API

The tracker module contains the Tracker class which can alternatively be imported directly from the gpu_tracker package.

class gpu_tracker.tracker.Tracker(sleep_time: float = 1.0, ram_unit: str = 'gigabytes', gpu_ram_unit: str = 'gigabytes', time_unit: str = 'hours', n_expected_cores: int = None, gpu_uuids: set[str] = None, disable_logs: bool = False, process_id: int = None, resource_usage_file: str | None = None, n_join_attempts: int = 5, join_timeout: float = 10.0, gpu_brand: str | None = None)[source]

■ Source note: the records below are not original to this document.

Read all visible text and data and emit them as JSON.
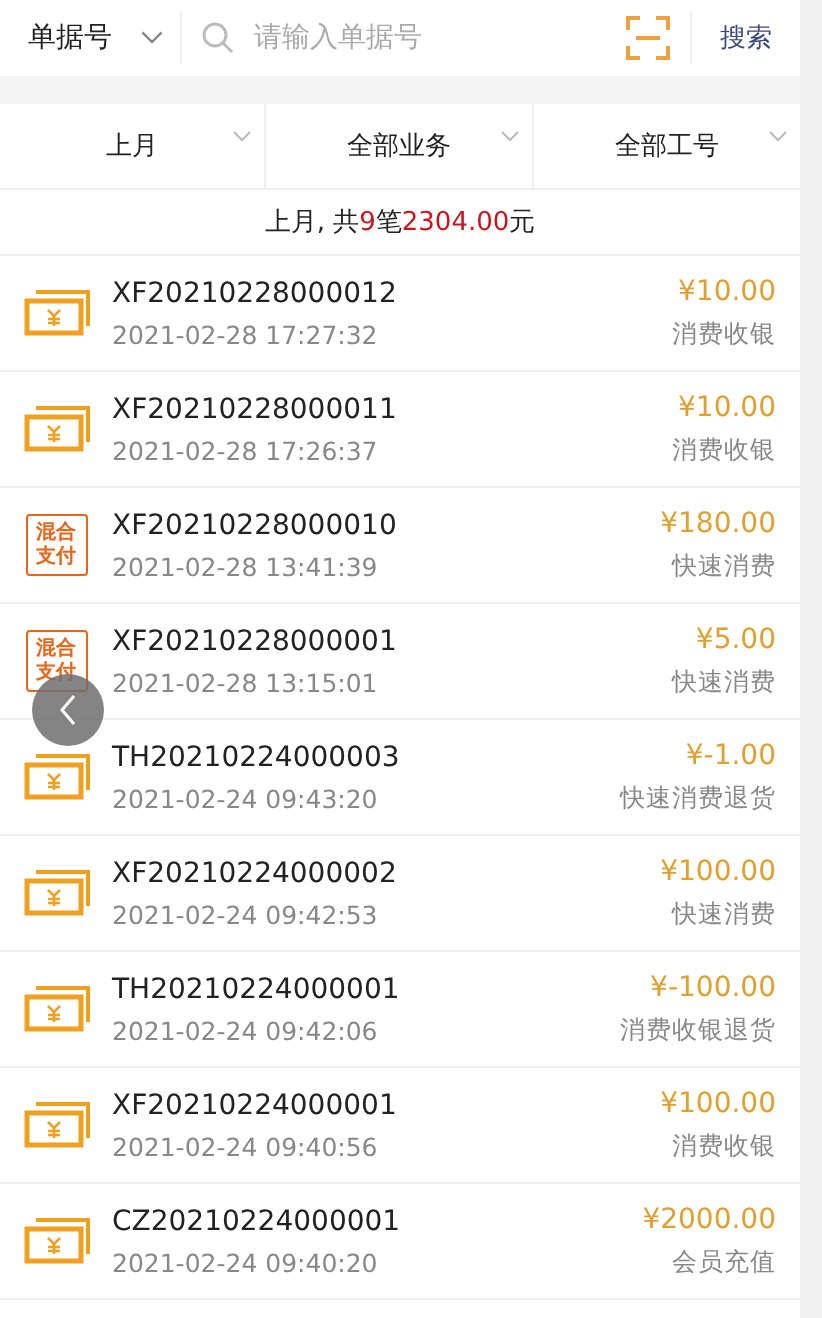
{
  "search_bar": {
    "type_select": "单据号",
    "placeholder": "请输入单据号",
    "search_button": "搜索"
  },
  "filters": [
    {
      "label": "上月"
    },
    {
      "label": "全部业务"
    },
    {
      "label": "全部工号"
    }
  ],
  "summary": {
    "prefix": "上月, 共",
    "count": "9",
    "mid": "笔",
    "amount": "2304.00",
    "suffix": "元"
  },
  "orders": [
    {
      "kind": "cash",
      "number": "XF20210228000012",
      "time": "2021-02-28 17:27:32",
      "amount": "¥10.00",
      "type": "消费收银"
    },
    {
      "kind": "cash",
      "number": "XF20210228000011",
      "time": "2021-02-28 17:26:37",
      "amount": "¥10.00",
      "type": "消费收银"
    },
    {
      "kind": "mixed",
      "badge": [
        "混合",
        "支付"
      ],
      "number": "XF20210228000010",
      "time": "2021-02-28 13:41:39",
      "amount": "¥180.00",
      "type": "快速消费"
    },
    {
      "kind": "mixed",
      "badge": [
        "混合",
        "支付"
      ],
      "number": "XF20210228000001",
      "time": "2021-02-28 13:15:01",
      "amount": "¥5.00",
      "type": "快速消费"
    },
    {
      "kind": "cash",
      "number": "TH20210224000003",
      "time": "2021-02-24 09:43:20",
      "amount": "¥-1.00",
      "type": "快速消费退货"
    },
    {
      "kind": "cash",
      "number": "XF20210224000002",
      "time": "2021-02-24 09:42:53",
      "amount": "¥100.00",
      "type": "快速消费"
    },
    {
      "kind": "cash",
      "number": "TH20210224000001",
      "time": "2021-02-24 09:42:06",
      "amount": "¥-100.00",
      "type": "消费收银退货"
    },
    {
      "kind": "cash",
      "number": "XF20210224000001",
      "time": "2021-02-24 09:40:56",
      "amount": "¥100.00",
      "type": "消费收银"
    },
    {
      "kind": "cash",
      "number": "CZ20210224000001",
      "time": "2021-02-24 09:40:20",
      "amount": "¥2000.00",
      "type": "会员充值"
    }
  ]
}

Runs a sub-process that tracks computational resources of the calling process. Including the compute time, maximum CPU utilization, mean CPU utilization, maximum RAM, and maximum GPU RAM used within a context manager or explicit calls to start() and stop() methods. Calculated quantities are scaled depending on the units chosen for them (e.g. megabytes vs. gigabytes, hours vs. days, etc.).

Variables:

resource_usage (ResourceUsage) – Data class containing the computational resource usage data collected by the tracking process.

Parameters:
  • sleep_time (float) – The number of seconds to sleep in between usage-collection iterations.

  • ram_unit (str) – One of ‘bytes’, ‘kilobytes’, ‘megabytes’, ‘gigabytes’, or ‘terabytes’.

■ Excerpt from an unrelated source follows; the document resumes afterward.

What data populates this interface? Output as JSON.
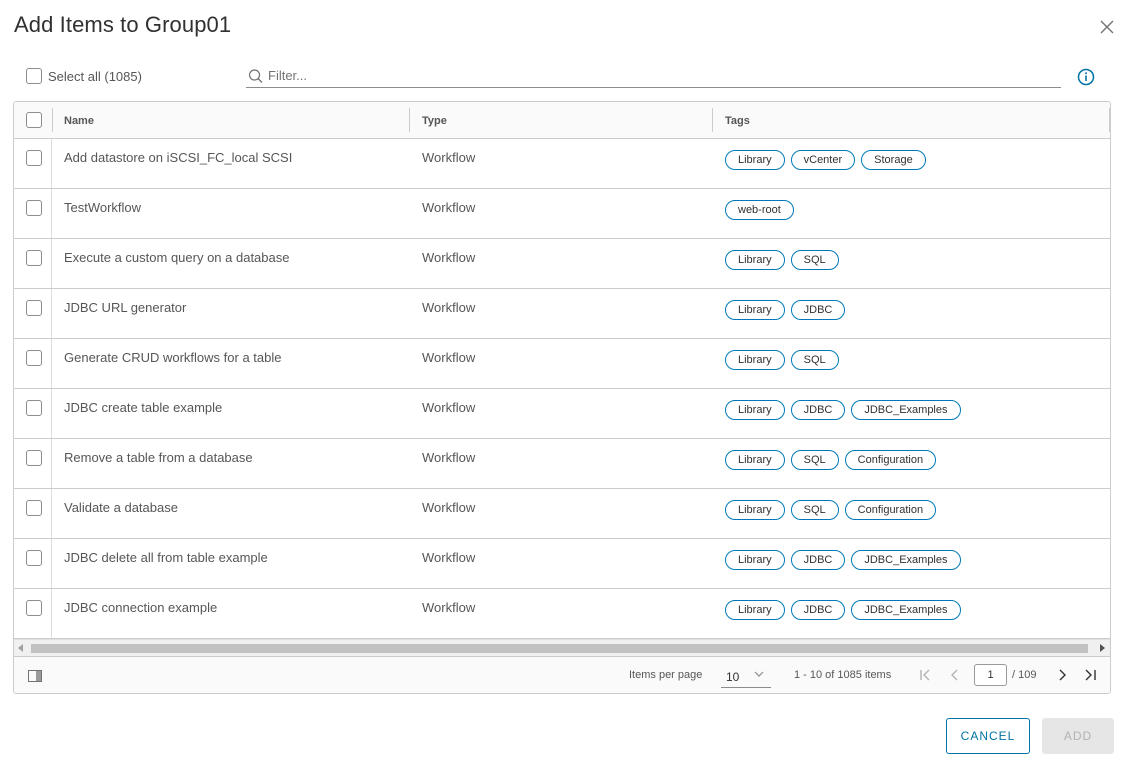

  • gpu_ram_unit (str) – One of ‘bytes’, ‘kilobytes’, ‘megabytes’, ‘gigabytes’, or ‘terabytes’.

  • time_unit (str) – One of ‘seconds’, ‘minutes’, ‘hours’, or ‘days’.

  • n_expected_cores (int) – The number of cores expected to be used during tracking (e.g. number of processes spawned, number of parallelized threads, etc.). Used as the denominator when calculating the hardware percentages of the CPU utilization (except for system-wide CPU utilization which always divides by all the cores in the system). Defaults to all the cores in the system.

  • gpu_uuids (set[str]) – The UUIDs of the GPUs to track utilization for. The length of this set is used as the denominator when calculating the hardware percentages of the GPU utilization (i.e. n_expected_gpus). Defaults to all the GPUs in the system.

  • disable_logs (bool) – If set, warnings are suppressed during tracking. Otherwise, the Tracker logs warnings as usual.

  • process_id (int) – The ID of the process to track. Defaults to the current process.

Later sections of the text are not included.